The newest incidents shed further light on the risks posed by autonomous vehicles, with reports revealing Waymo vehicles colliding with gates, utility poles, and parked vehicles. More worryingly, there were instances of self-driving cars traveling in the wrong lane and venturing into construction zones.

Such unpredictable driving behavior increases the threat of accidents, property damage and, more importantly, the risk of injury to pedestrians - an issue made all the more critical as some of these incidents happened in close proximity to pedestrian traffic.

The National Highway Traffic Safety Administration (NHTSA) has given Waymo a deadline of June 11 to respond to questions regarding the ongoing investigation. This rapidly looming date marks a significant point in the saga of Waymo's self-driving vehicle safety evaluation and is sure to have industry analysts and autonomous vehicle proponents watching closely.

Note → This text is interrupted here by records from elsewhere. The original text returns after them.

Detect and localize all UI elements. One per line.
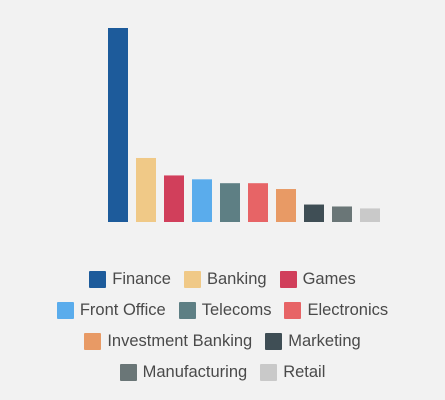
legend-label: Investment Banking [107,332,253,350]
bar-investment-banking[interactable] [276,189,296,222]
legend-item-electronics[interactable]: Electronics [284,301,388,320]
legend-label: Retail [283,363,326,381]
legend-item-telecoms[interactable]: Telecoms [178,301,272,320]
legend-item-retail[interactable]: Retail [260,363,325,382]
legend-label: Games [302,270,356,288]
legend-swatch [279,271,297,288]
legend-row: Investment Banking Marketing [0,326,445,357]
bar-banking[interactable] [136,157,156,222]
legend-label: Manufacturing [142,363,248,381]
legend-item-games[interactable]: Games [279,270,356,289]
bar-retail[interactable] [360,208,380,222]
legend-label: Front Office [79,301,166,319]
bar-electronics[interactable] [248,183,268,222]
bar-marketing[interactable] [304,204,324,222]
legend-item-investment-banking[interactable]: Investment Banking [84,332,252,351]
legend-row: Finance Banking Games [0,264,445,295]
legend-row: Front Office Telecoms Electronics [0,295,445,326]
legend-swatch [183,271,201,288]
legend-label: Banking [206,270,267,288]
legend-swatch [265,333,283,350]
bar-manufacturing[interactable] [332,206,352,222]
bar-games[interactable] [164,175,184,222]
legend-row: Manufacturing Retail [0,357,445,388]
legend-swatch [178,302,196,319]
bar-front-office[interactable] [192,179,212,222]
legend-swatch [84,333,102,350]
legend-item-finance[interactable]: Finance [89,270,171,289]
legend-label: Finance [112,270,171,288]
legend-label: Marketing [288,332,361,350]
legend-label: Telecoms [201,301,272,319]
legend-swatch [260,364,278,381]
legend-item-front-office[interactable]: Front Office [56,301,166,320]
bar-telecoms[interactable] [220,183,240,222]
legend: Finance Banking Games Front Office Telec… [0,264,445,388]
bar-finance[interactable] [108,28,128,222]
legend-item-banking[interactable]: Banking [183,270,267,289]
legend-swatch [284,302,302,319]
legend-swatch [56,302,74,319]
legend-swatch [119,364,137,381]
legend-label: Electronics [307,301,389,319]
legend-item-manufacturing[interactable]: Manufacturing [119,363,248,382]
legend-item-marketing[interactable]: Marketing [265,332,361,351]
bar-chart [108,28,380,222]
legend-swatch [89,271,107,288]
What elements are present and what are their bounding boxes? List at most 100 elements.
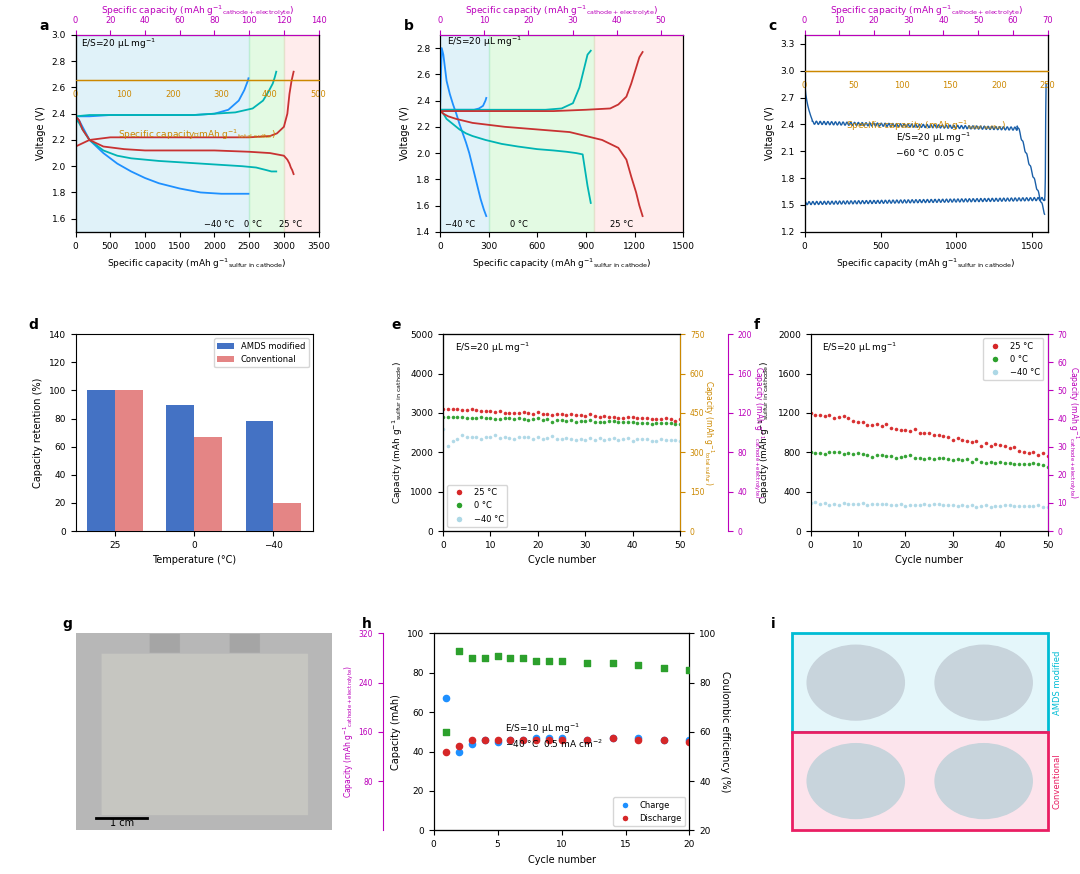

But Waymo isn't the only company in the NHTSA's sights. As part of an industry-wide expansion of inquiries into automated driving technology, the agency has also begun investigating autonomous vehicles operated by Amazon-backed Zoox.

The implications of these inquiries for the future of autonomous vehicles are huge. As self-driving car technology continues to evolve, the need for stringent safety regulations and vigilant enforcement becomes paramount. If companies like Waymo and Zoox fail to meet these safety standards, it could spark a significant setback in public confidence in autonomous driving technology, possibly slowing down widespread adoption and forcing a reevaluation of how the sector moves forward.

Despite these challenges, the race towards a future dominated by autonomous vehicles shows no sign of slowing down. As investigations continue and companies respond to safety concerns, an industry under public scrutiny now finds itself in a crucial moment of self-assessment, forcing technological innovators to also become guardians of public safety. How they respond may just steer the course of the autonomous vehicle revolution.